Watan, Chen Hao and Lin Shan are three Taiwanese aboriginal boys growing up in a mountain village. Miss Lawa, a physically challenged teacher, runs an afterschool class for the kids in the tribe. She has the most beautiful voice but has stopped singing until one day Watan discovers the old demo tape Lawa recorded years ago…
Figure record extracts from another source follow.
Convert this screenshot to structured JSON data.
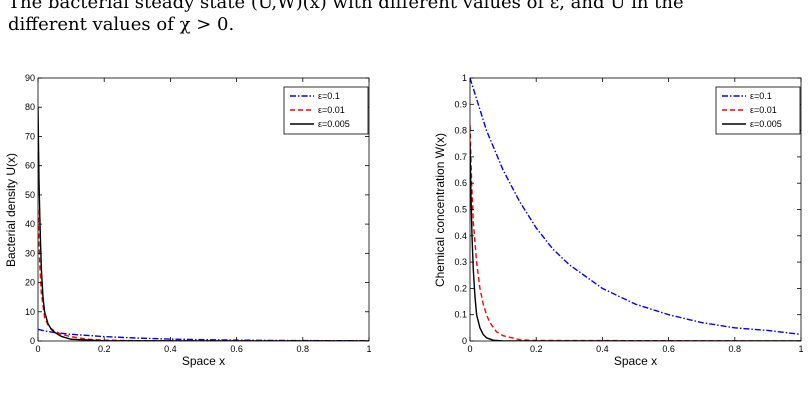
{
  "caption": {
    "line1": "The bacterial steady state (U,W)(x) with different values of ε, and U in the",
    "line2": "different values of χ > 0."
  },
  "colors": {
    "eps_0_1": "#0000ff",
    "eps_0_01": "#ff0000",
    "eps_0_005": "#000000"
  },
  "chart_data": [
    {
      "type": "line",
      "title": "",
      "xlabel": "Space x",
      "ylabel": "Bacterial density U(x)",
      "xlim": [
        0,
        1
      ],
      "ylim": [
        0,
        90
      ],
      "xticks": [
        "0",
        "0.2",
        "0.4",
        "0.6",
        "0.8",
        "1"
      ],
      "yticks": [
        "0",
        "10",
        "20",
        "30",
        "40",
        "50",
        "60",
        "70",
        "80",
        "90"
      ],
      "legend": "top-right",
      "series": [
        {
          "name": "ε=0.1",
          "style": "dashdot",
          "color": "#0000ff",
          "x": [
            0,
            0.02,
            0.05,
            0.1,
            0.2,
            0.3,
            0.4,
            0.5,
            0.6,
            0.7,
            0.8,
            0.9,
            1.0
          ],
          "y": [
            4.0,
            3.4,
            2.9,
            2.3,
            1.5,
            1.0,
            0.65,
            0.45,
            0.3,
            0.2,
            0.14,
            0.1,
            0.07
          ]
        },
        {
          "name": "ε=0.01",
          "style": "dashed",
          "color": "#ff0000",
          "x": [
            0,
            0.005,
            0.01,
            0.02,
            0.03,
            0.04,
            0.05,
            0.07,
            0.1,
            0.15,
            0.2,
            0.3,
            0.5,
            1.0
          ],
          "y": [
            45,
            27,
            16.5,
            8,
            5.5,
            4.2,
            3.4,
            2.3,
            1.5,
            0.6,
            0.3,
            0.1,
            0.02,
            0
          ]
        },
        {
          "name": "ε=0.005",
          "style": "solid",
          "color": "#000000",
          "x": [
            0,
            0.003,
            0.006,
            0.01,
            0.015,
            0.02,
            0.03,
            0.04,
            0.05,
            0.07,
            0.1,
            0.2,
            1.0
          ],
          "y": [
            80,
            55,
            40,
            25,
            15,
            10,
            6,
            4,
            3,
            1.6,
            0.6,
            0.05,
            0
          ]
        }
      ]
    },
    {
      "type": "line",
      "title": "",
      "xlabel": "Space x",
      "ylabel": "Chemical concentration W(x)",
      "xlim": [
        0,
        1
      ],
      "ylim": [
        0,
        1
      ],
      "xticks": [
        "0",
        "0.2",
        "0.4",
        "0.6",
        "0.8",
        "1"
      ],
      "yticks": [
        "0",
        "0.1",
        "0.2",
        "0.3",
        "0.4",
        "0.5",
        "0.6",
        "0.7",
        "0.8",
        "0.9",
        "1"
      ],
      "legend": "top-right",
      "series": [
        {
          "name": "ε=0.1",
          "style": "dashdot",
          "color": "#0000ff",
          "x": [
            0,
            0.05,
            0.1,
            0.15,
            0.2,
            0.25,
            0.3,
            0.4,
            0.5,
            0.6,
            0.7,
            0.8,
            0.9,
            1.0
          ],
          "y": [
            1.0,
            0.8,
            0.65,
            0.53,
            0.43,
            0.35,
            0.29,
            0.2,
            0.14,
            0.1,
            0.07,
            0.05,
            0.04,
            0.025
          ]
        },
        {
          "name": "ε=0.01",
          "style": "dashed",
          "color": "#ff0000",
          "x": [
            0,
            0.005,
            0.01,
            0.02,
            0.03,
            0.04,
            0.05,
            0.06,
            0.08,
            0.1,
            0.15,
            0.2,
            1.0
          ],
          "y": [
            0.82,
            0.6,
            0.45,
            0.3,
            0.2,
            0.14,
            0.1,
            0.07,
            0.035,
            0.02,
            0.005,
            0.002,
            0
          ]
        },
        {
          "name": "ε=0.005",
          "style": "solid",
          "color": "#000000",
          "x": [
            0,
            0.003,
            0.006,
            0.01,
            0.015,
            0.02,
            0.03,
            0.04,
            0.05,
            0.07,
            0.1,
            1.0
          ],
          "y": [
            0.75,
            0.55,
            0.4,
            0.27,
            0.17,
            0.1,
            0.05,
            0.025,
            0.012,
            0.003,
            0,
            0
          ]
        }
      ]
    }
  ]
}
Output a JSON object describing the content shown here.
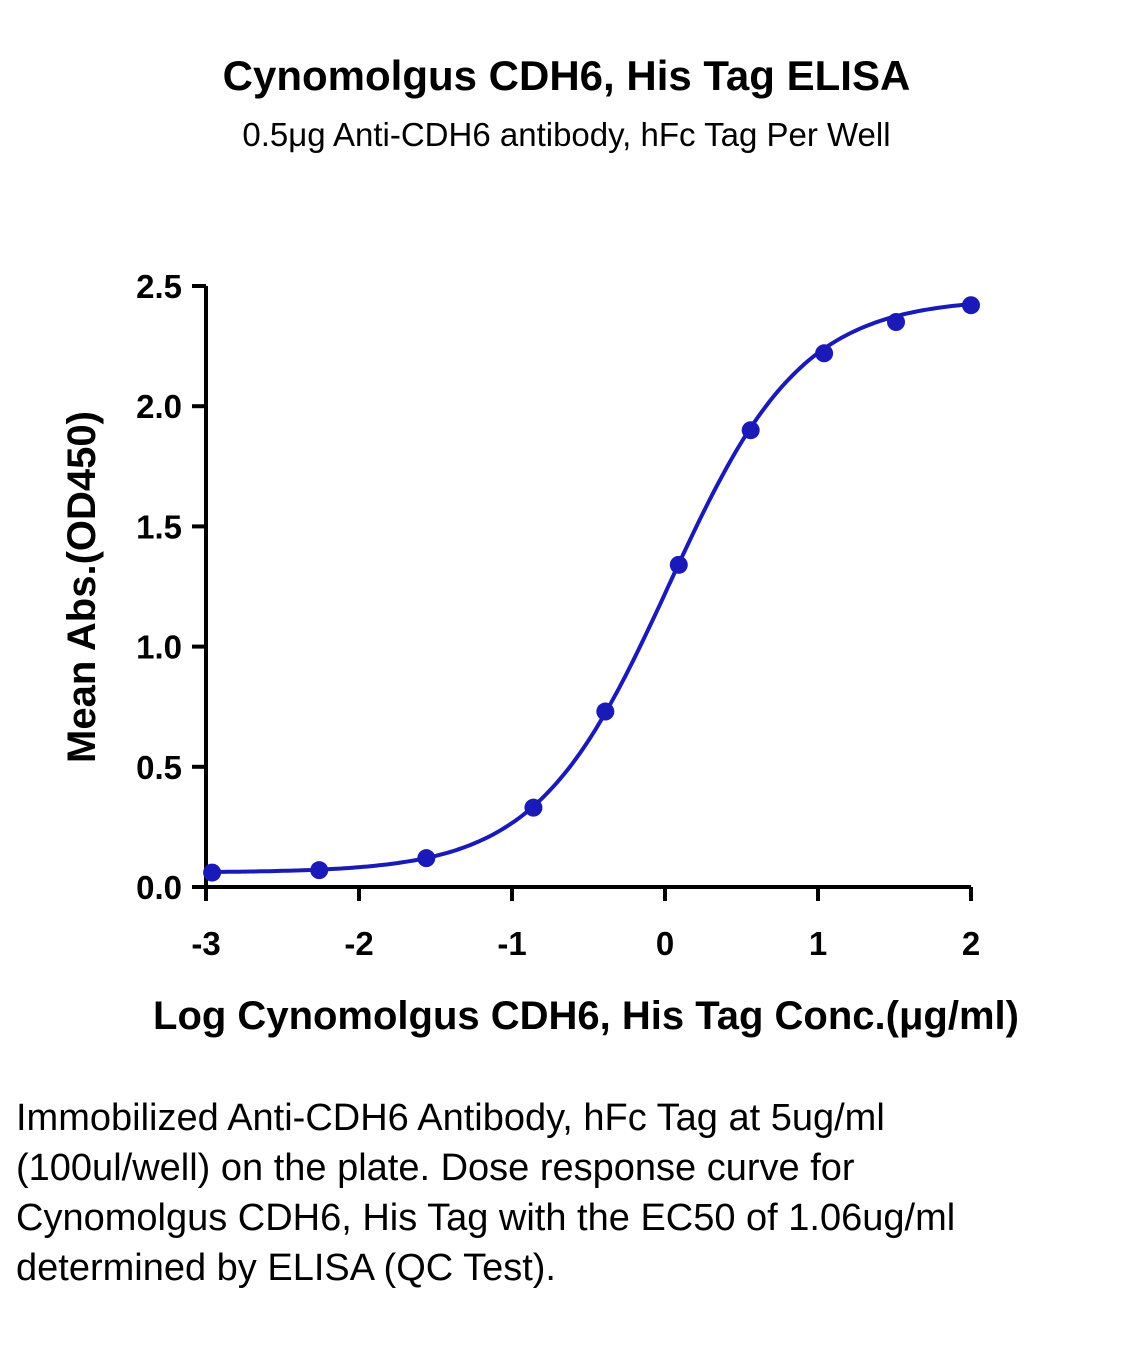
{
  "chart_data": {
    "type": "line",
    "title": "Cynomolgus CDH6, His Tag ELISA",
    "subtitle": "0.5μg Anti-CDH6 antibody, hFc Tag Per Well",
    "xlabel": "Log Cynomolgus CDH6, His Tag Conc.(μg/ml)",
    "ylabel": "Mean Abs.(OD450)",
    "xlim": [
      -3,
      2
    ],
    "ylim": [
      0,
      2.5
    ],
    "x_ticks": [
      -3,
      -2,
      -1,
      0,
      1,
      2
    ],
    "y_ticks": [
      "0.0",
      "0.5",
      "1.0",
      "1.5",
      "2.0",
      "2.5"
    ],
    "grid": false,
    "series": [
      {
        "color": "#1a1ab8",
        "x": [
          -2.96,
          -2.26,
          -1.56,
          -0.86,
          -0.39,
          0.09,
          0.56,
          1.04,
          1.51,
          2.0
        ],
        "y": [
          0.06,
          0.07,
          0.12,
          0.33,
          0.73,
          1.34,
          1.9,
          2.22,
          2.35,
          2.42
        ]
      }
    ],
    "fit": {
      "bottom": 0.06,
      "top": 2.45,
      "log_ec50": 0.025,
      "hill": 1.0
    }
  },
  "caption": "Immobilized Anti-CDH6 Antibody, hFc Tag at 5ug/ml (100ul/well) on the plate. Dose response curve for Cynomolgus CDH6, His Tag with the EC50 of 1.06ug/ml determined by ELISA (QC Test)."
}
Hang in There, Kids! (in Mandarin, with English subtitles) is the second feature film by Laha Mebow, director of the two indigenous-directed feature films to be theatre-released in Taiwan. Following the screening, Dr. Darryl Sterk will discuss how the film differs from Avatar (2009, USA) or Atanarjuat (2001, Canada) or other “native features” in that it concerns daily life in a high altitude indigenous village in contemporary Taiwan from the perspective of young people. Dr. Sterk’s talk will share context for how to view Hang in There, Kids!  through Taiwanese eyes, arguing that though marketed as “heartwarming,” the film manages to present a relatively accurate picture of Taiwanese indigenous social problems and the existential disappointments they produce.

About the director:

Laha Mebow (Chen Chieh-yao) graduated from the Department of Radio, TV and Film at Shih Hsin University. Trained in scriptwriting and directing, she became the first female Taiwanese aboriginal film director and TV producer. For 18 years, she has devoted herself to film and television production with a focus on aboriginal documentary and drama.

About the speaker:

Darryl Sterk (Ph.D., Toronto) teaches Chinese-English translation in the Graduate Program in Translation and Interpretation at National Taiwan University. He has studied representations of Taiwan’s indigenous peoples in film and fiction, and is now working on the translation of the Chinese language screenplay for the film Seediq Bale (Wei Te-sheng, 2011) into the Tgdaya and Toda varieties of the Austronesian language Seediq.